There is no "true" answer to your questions - the approach to take highly depends on your setting, the models you apply and the goals at hand.
The topic of class imbalance has been discussed elsewhere (for example here and here).
A valid reason for oversampling/undersampling your positive or negative class training examples could be the knowledge that the true incidence of positive instances is higher (lower) than your training data suggests. Then you might want to apply sampling techniques to achieve a positive/negative class balance that matches that prior knowledge.
While not really dealing with imbalance in your label distribution, your specific setting may warrant assigning different costs to false positives and false negatives (e.g. the cost of misclassifying a cancer patient as healthy may be higher than vice versa). This you can deal with by e.g. adapting your cost function (e.g. a false negative incurring higher cost than a false negative) or by performing some kind of threshold optimization after training (to e.g. reach a certain precision/recall in cross-validation).

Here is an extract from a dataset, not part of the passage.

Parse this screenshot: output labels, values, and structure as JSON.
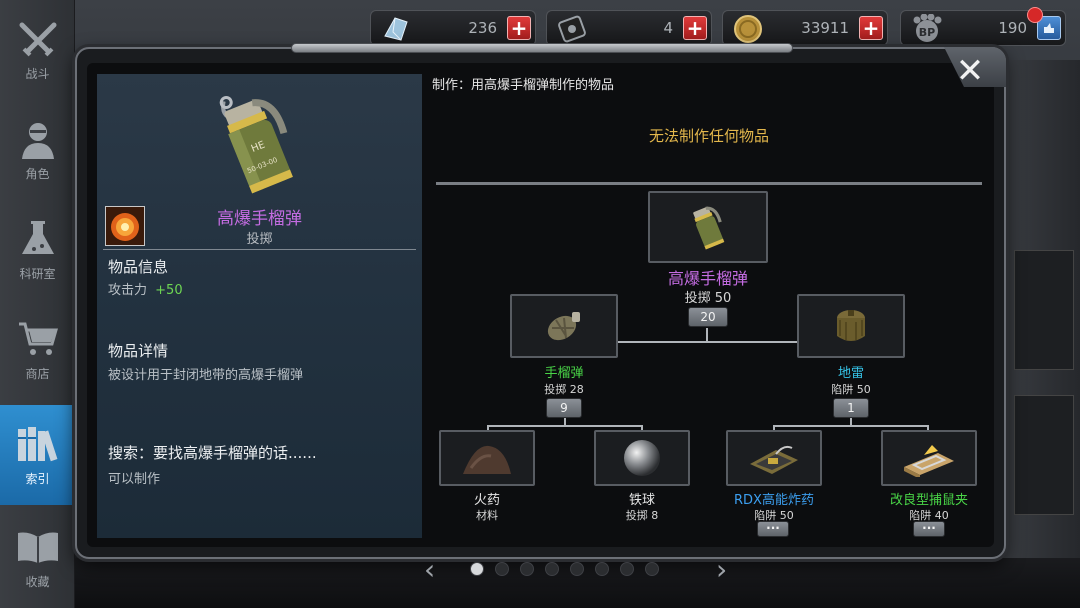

The problem of highly correlated features occurs with models that assume that there is no correlation between features. For example, if you have an issue with multicollinearity in your feature space, parameter estimates in logistic regressions may be off. Whether or not there is multicollinearity you can for example check using the variance inflation factor (VIF). However, not all models carry such an assumption, so you might be save disregarding the issue depending on your setting.
Same goes for standardisation: This may not be necessary (e.g. tree classifiers), but other method may require it (e.g. PCA).
Whether or not to handle outliers is a difficult question. First you would have to define what an outlier is - are they e.g. a result of human error? Do you expect seeing similar instances out in the wild? If you can establish that your model performs better if you train it with outliers removed (on a holdout validation or test set), then: sure, go for it. But keep potential outliers in for validation if you plan to apply your model on streams of data which may produce similar outliers.